Here is a rap at some of the medical journals:

“And these official medical journals- what a farce they are! If any of you are troubled with insomnia or optimism you should subscribe for, say, The British Medical Journal. Such journals are carried on for the benefit of the select few who arrogate to themselves a knowledge which has been outlived, a science which is almost as hopeless as that of Mother Eddy, and an egotism which outdoes that of this wonderful lady. Try to get into the columns of these defenders of the faith an article which advocates progressive advances in medicine, and see how you will be ‘turned down,’”

Here is what is needed:

“What above all needed is physicians who are not afraid of traditional prejudices and entrenched authorities, men who can not be intimidated either by their own ambitions and selfishness or by the tyranny of conservatism and medical politics, medical societies, organizations, or fashions; men who will speak out and act as their own consciences demand upon all professional questions.”

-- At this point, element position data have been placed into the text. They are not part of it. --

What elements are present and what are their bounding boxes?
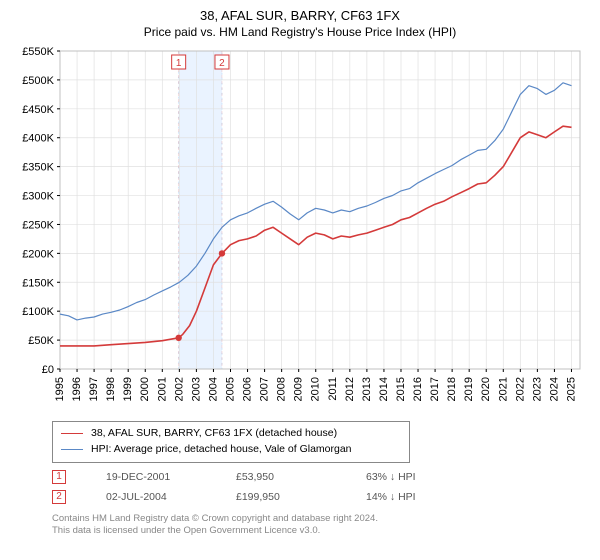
svg-text:£300K: £300K xyxy=(22,191,54,203)
chart-title-address: 38, AFAL SUR, BARRY, CF63 1FX xyxy=(12,8,588,23)
sales-row-2: 2 02-JUL-2004 £199,950 14% ↓ HPI xyxy=(52,487,588,507)
svg-text:2024: 2024 xyxy=(548,377,560,401)
sale-price-1: £53,950 xyxy=(236,471,326,483)
legend-swatch-price-paid xyxy=(61,433,83,434)
svg-text:1997: 1997 xyxy=(88,377,100,401)
svg-text:2020: 2020 xyxy=(480,377,492,401)
footer-line-2: This data is licensed under the Open Gov… xyxy=(52,525,588,537)
sale-marker-badge-1: 1 xyxy=(52,470,66,484)
svg-text:2022: 2022 xyxy=(514,377,526,401)
svg-text:£100K: £100K xyxy=(22,306,54,318)
sales-row-1: 1 19-DEC-2001 £53,950 63% ↓ HPI xyxy=(52,467,588,487)
legend-row-hpi: HPI: Average price, detached house, Vale… xyxy=(61,442,401,458)
svg-text:2000: 2000 xyxy=(139,377,151,401)
svg-text:1999: 1999 xyxy=(122,377,134,401)
legend-label-hpi: HPI: Average price, detached house, Vale… xyxy=(91,442,352,458)
sale-vs-hpi-2: 14% ↓ HPI xyxy=(366,491,456,503)
svg-text:2017: 2017 xyxy=(429,377,441,401)
chart-container: 38, AFAL SUR, BARRY, CF63 1FX Price paid… xyxy=(0,0,600,560)
legend-swatch-hpi xyxy=(61,449,83,450)
svg-text:2021: 2021 xyxy=(497,377,509,401)
svg-text:£200K: £200K xyxy=(22,248,54,260)
svg-text:£50K: £50K xyxy=(28,335,54,347)
svg-text:2018: 2018 xyxy=(446,377,458,401)
svg-text:2008: 2008 xyxy=(276,377,288,401)
svg-text:2004: 2004 xyxy=(207,377,219,401)
chart-area: 1 2 £0 £50K £100K £150K £200K £250K £300K £350K £4… xyxy=(12,45,588,415)
svg-text:2002: 2002 xyxy=(173,377,185,401)
sale-date-1: 19-DEC-2001 xyxy=(106,471,196,483)
svg-text:£500K: £500K xyxy=(22,75,54,87)
svg-text:2011: 2011 xyxy=(327,377,339,401)
svg-text:2007: 2007 xyxy=(259,377,271,401)
svg-text:£400K: £400K xyxy=(22,133,54,145)
svg-text:2001: 2001 xyxy=(156,377,168,401)
svg-text:2010: 2010 xyxy=(310,377,322,401)
svg-text:2019: 2019 xyxy=(463,377,475,401)
svg-text:2: 2 xyxy=(219,58,225,69)
svg-text:£0: £0 xyxy=(42,364,54,376)
legend-row-price-paid: 38, AFAL SUR, BARRY, CF63 1FX (detached … xyxy=(61,426,401,442)
svg-text:£250K: £250K xyxy=(22,219,54,231)
svg-text:£350K: £350K xyxy=(22,162,54,174)
svg-text:2016: 2016 xyxy=(412,377,424,401)
svg-text:2014: 2014 xyxy=(378,377,390,401)
svg-text:2023: 2023 xyxy=(531,377,543,401)
sale-vs-hpi-1: 63% ↓ HPI xyxy=(366,471,456,483)
svg-text:2025: 2025 xyxy=(565,377,577,401)
footer-attribution: Contains HM Land Registry data © Crown c… xyxy=(52,513,588,538)
sale-marker-badge-2: 2 xyxy=(52,490,66,504)
svg-text:2005: 2005 xyxy=(224,377,236,401)
svg-text:1995: 1995 xyxy=(54,377,66,401)
svg-text:2006: 2006 xyxy=(242,377,254,401)
svg-text:£550K: £550K xyxy=(22,46,54,58)
legend-label-price-paid: 38, AFAL SUR, BARRY, CF63 1FX (detached … xyxy=(91,426,337,442)
svg-text:2013: 2013 xyxy=(361,377,373,401)
footer-line-1: Contains HM Land Registry data © Crown c… xyxy=(52,513,588,525)
svg-text:1998: 1998 xyxy=(105,377,117,401)
sale-price-2: £199,950 xyxy=(236,491,326,503)
svg-text:1996: 1996 xyxy=(71,377,83,401)
svg-text:2009: 2009 xyxy=(293,377,305,401)
svg-text:£150K: £150K xyxy=(22,277,54,289)
svg-text:2003: 2003 xyxy=(190,377,202,401)
svg-text:£450K: £450K xyxy=(22,104,54,116)
chart-subtitle: Price paid vs. HM Land Registry's House … xyxy=(12,25,588,39)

      “Live to your ideals and cure your individual patient in your individual way of his individual disease. And of all unholy stupidities do not believe there is no cure. The cure and the prevention of disease, of most all the diseases which curse our would is possible. Perhaps not by the methods you suspect or have tried, but still, really, by some method.”

“If You Do Not Believe Diseases Are Curable- Get Out.”

      “Over all and above all, cling to the ideal of your profession being a calling, a vocation, from a source higher than the love of success and fame and money. Cling to the idealism and religious purity of your youth, to the love of your suffering fellowmen which lingers in the silent depths of your soul as all that makes your soul valuable and breeds its immortality.”

     Such is the tenor of Dr. Gould’s address. It applies to the “regulars” only, for he does not recognize the homoeopaths, though his cry for curing the patient is distinctly in tune with the belief and practice of the true homoeopath. The whole is a savage revolt against therapeutic nihilism that obscures those who rightly or wrongly occupy the seats of the medical mighty, and a call to the family physician to hold up his head.